I'm working with skin samples and I'm trying to choose the sampling depth.
When analyzing the alpha rarefaction curve, I noticed that a sampling depth of approximately 500 reads could be a good choice because is where the curve is reaching the plateau.
However, when analyzing the taxa-bar-plot I noticed that the many samples between 500 and 1654 reads are very “weird” because they present only one or two fungi that do not represent the real skin microbiota. And I'm concerned to include these samples and compromise the statistics and my results.
Is there any other approach for choosing sampling depth? In addition to the alpha rarefaction curve...
My personal rule of thumb is that I don't typically work below 1000 sequences/sample, no matter where the curves flatten because the data below that threshhold tends to be less stable. You could try a PCoA at 500 sequences/sample, possibly passing your denosing stats as a column, to see if the samples between 500 and 2000 separate in a strange way.
Yes, rarefaction works to some degree to make predictions. So, that's an okay approach. I also tend to like to look at the table - as you've done - to see how many samples you lose at a given filtering depth. So, like, if you pick a depth of 500 sequences/sample, you lose 4 samples and if you pick a depth of 1000, you lose 9 samples; I'd compare that against the percentage of sequences you retain.
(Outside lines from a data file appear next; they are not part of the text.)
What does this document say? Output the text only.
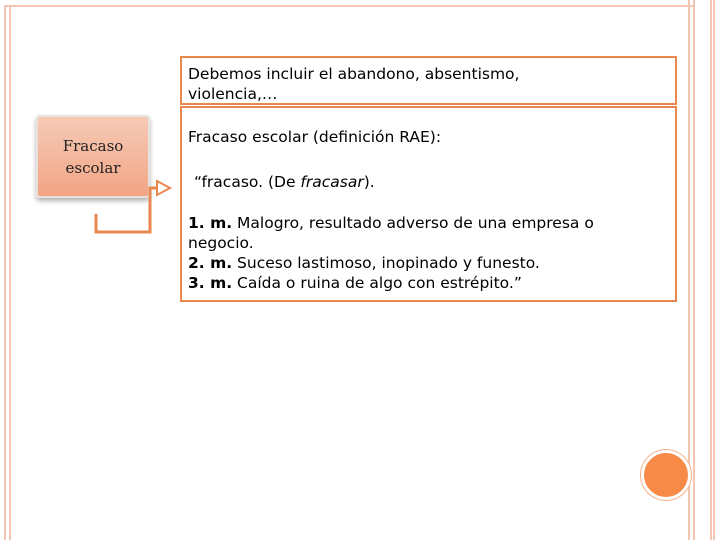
Fracaso
escolar
Debemos incluir el abandono, absentismo,
violencia,…
Fracaso escolar (definición RAE):
“fracaso. (De fracasar).
1. m. Malogro, resultado adverso de una empresa o
negocio.
2. m. Suceso lastimoso, inopinado y funesto.
3. m. Caída o ruina de algo con estrépito.”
By this I mean that as you repeat rarefaction, a lower depth will mean that there's more error in the measurement. Again, emperically, I tend to discard anything with fewer than 1000 sequences/sample as too low quality to include automatically. Failures below that threshhold are common and simply a relative of most amplicon sequencing studies of a reasonable size. So, I wouldn't worry there.
Best,
Justine
P.S. Once you pick a depth, you might also check out the SRS plug in. I haven't played with it yet, but its supposed to be more robust than rarefaction and might be something to try!